$2^y = 5, 5^x = 2$,$xy = ?$

Question

$$2^y = 5$$ $$ 5^x = 2$$ $$xy = ?$$

Indeed, I could find the $x$ and $y$ by using logarithm. However, I don't want to do it with that way.

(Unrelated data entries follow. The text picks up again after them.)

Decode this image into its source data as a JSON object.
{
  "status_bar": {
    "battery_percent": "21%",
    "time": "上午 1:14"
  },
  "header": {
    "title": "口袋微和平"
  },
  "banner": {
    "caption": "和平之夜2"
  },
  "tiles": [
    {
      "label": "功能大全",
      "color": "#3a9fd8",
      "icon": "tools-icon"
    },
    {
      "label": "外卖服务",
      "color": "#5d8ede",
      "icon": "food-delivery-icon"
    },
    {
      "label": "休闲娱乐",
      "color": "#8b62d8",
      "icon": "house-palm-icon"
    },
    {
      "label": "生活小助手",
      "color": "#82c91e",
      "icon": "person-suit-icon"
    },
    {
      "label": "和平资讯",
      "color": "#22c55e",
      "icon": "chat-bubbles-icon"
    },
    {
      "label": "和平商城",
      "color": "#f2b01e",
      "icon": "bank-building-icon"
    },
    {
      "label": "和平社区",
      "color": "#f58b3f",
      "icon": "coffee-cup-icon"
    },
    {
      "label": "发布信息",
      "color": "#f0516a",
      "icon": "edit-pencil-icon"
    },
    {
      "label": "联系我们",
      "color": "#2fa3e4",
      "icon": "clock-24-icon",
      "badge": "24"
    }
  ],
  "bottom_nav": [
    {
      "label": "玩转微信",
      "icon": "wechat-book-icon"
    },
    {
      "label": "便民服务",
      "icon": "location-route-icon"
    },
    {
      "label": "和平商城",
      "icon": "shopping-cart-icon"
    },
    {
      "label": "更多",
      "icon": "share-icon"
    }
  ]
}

Let me show my thinkings:

$$5^x \cdot 2^y = 10$$

Here we get

$$xy = 10$$

It seems wrong on my textbook, why?

My Kindest Regards!

Answer 1

Here is an approach without using logs: $$ 5^{xy} = \left(5^x\right)^y = 2^y = 5 $$ so $xy=1$.

Answer 2

Hint: $\;5 = 2^y = (5^x)^y = 5^{xy},$.

Answer 3

Don't feel bad about taking $ln$ because it is simple and also does not need the calculator you mentioned:

$2^y = 5 \to \ln(2^y)=\log(5) \to y\ln(2)=\ln(5) \to y=\dfrac{\ln(5)}{\ln(2)}$

$5^x = 2 \to \ln(5^x)=\ln(2) \to x\ln(5)=\ln(2) \to x=\dfrac{\ln(2)}{\ln(5)}$

$x \cdot y =\dfrac{\ln(5)}{\ln(2)} \cdot \dfrac{\ln(2)}{\ln(5)}=1$

Answer 4

$$ 2^x = 5 = 2^{1\over y}$$ so $x ={1\over y}$...

Answer 5

Given that $ 2^{y} = 5 $, $$ 5^{x} = (2^{y})^{x} = 2^{yx} = 2^{xy} = 2$$

Solving $ 2^{xy} = 2 $ for $xy$: $$ \log(2^{xy}) = xy\log(2) = \log(2)$$ or $$ xy =1$$